Onde vai parar esse trem

Tarcísio passou o monitoramento das concessões da STM para a SPI.

A primeira consulta pública do órgão foi publicada no dia 3 de outubro para "aprimorar" uma resolução que vai considerar "circunstâncias atenuantes" a concessionárias que devem multas ao Estado. Em outras palavras, uma resolução que vai dar um desconto às empresas.

Quinze dias depois, a SPI disparou um comunicado informando o número de passageiros transportados pelas linhas operadas pela ViaQuatro e pela ViaMobilidade: ao todo, 147 milhões no terceiro trimestre de 2023.

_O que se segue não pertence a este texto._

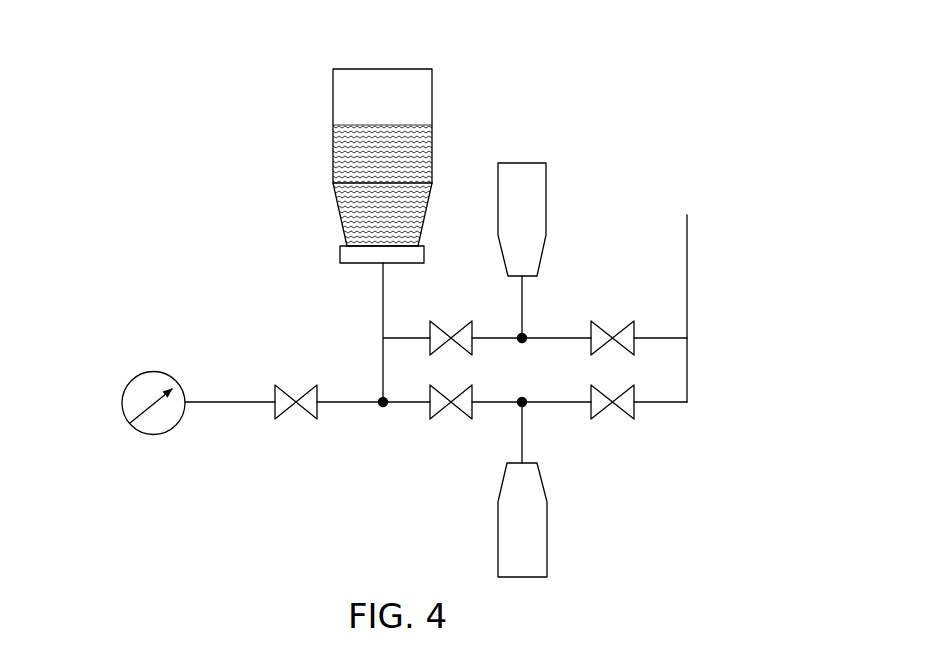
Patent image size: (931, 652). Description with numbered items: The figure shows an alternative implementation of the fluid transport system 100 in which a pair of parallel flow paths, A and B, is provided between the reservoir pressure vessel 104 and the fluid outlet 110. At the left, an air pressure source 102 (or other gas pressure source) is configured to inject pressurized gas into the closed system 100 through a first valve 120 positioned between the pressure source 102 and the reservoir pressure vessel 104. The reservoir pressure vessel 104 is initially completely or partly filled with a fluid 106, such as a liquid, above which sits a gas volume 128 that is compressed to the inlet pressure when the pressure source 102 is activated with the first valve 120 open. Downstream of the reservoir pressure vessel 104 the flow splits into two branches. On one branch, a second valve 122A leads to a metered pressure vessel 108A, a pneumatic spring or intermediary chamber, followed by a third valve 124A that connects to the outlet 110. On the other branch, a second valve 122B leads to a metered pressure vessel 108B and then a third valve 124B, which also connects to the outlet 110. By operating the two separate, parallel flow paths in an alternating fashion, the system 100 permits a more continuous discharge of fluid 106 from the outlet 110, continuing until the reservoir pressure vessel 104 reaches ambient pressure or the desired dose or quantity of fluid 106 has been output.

The fluid transport system 100 is at (300, 58).
The air pressure source 102 is at (122, 403).
The reservoir pressure vessel 104 is at (333, 97).
The fluid 106 is at (333, 152).
The gas volume 128 is at (417, 106).
The metered pressure vessel 108A is at (547, 564).
The metered pressure vessel 108B is at (546, 171).
The fluid outlet 110 is at (702, 280).
The first valve 120 is at (296, 412).
The second valve 122A is at (448, 414).
The second valve 122B is at (452, 332).
The third valve 124A is at (622, 414).
The third valve 124B is at (624, 330).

Não há nenhuma linha sobre o número de passageiros transportados pelo Metrô e pela CPTM — no período, mais de 340 milhões.

Segundo especialistas, concessões precisam de bons contratos para funcionar.

"Seria melhor o Estado fazer contratos com diferentes empresas para cada uma das operações — assim, as funções ficam mais claras e o poder público teria mais controle para fiscalizar", diz Rafael Calabria, do Idec.

"O modelo já está insustentável: cada vez que entra uma nova concessão, a partilha vai ficar cada vez mais difícil, até que vai acabar a fatia da pizza para todo mundo."

Ao UOL, o secretário Rafael Benini disse que os futuros contratos de concessões devem ser melhores para não onerar o Estado. "Nunca vai ter um contrato perfeito. Você sempre pode aprimorar", ponderou.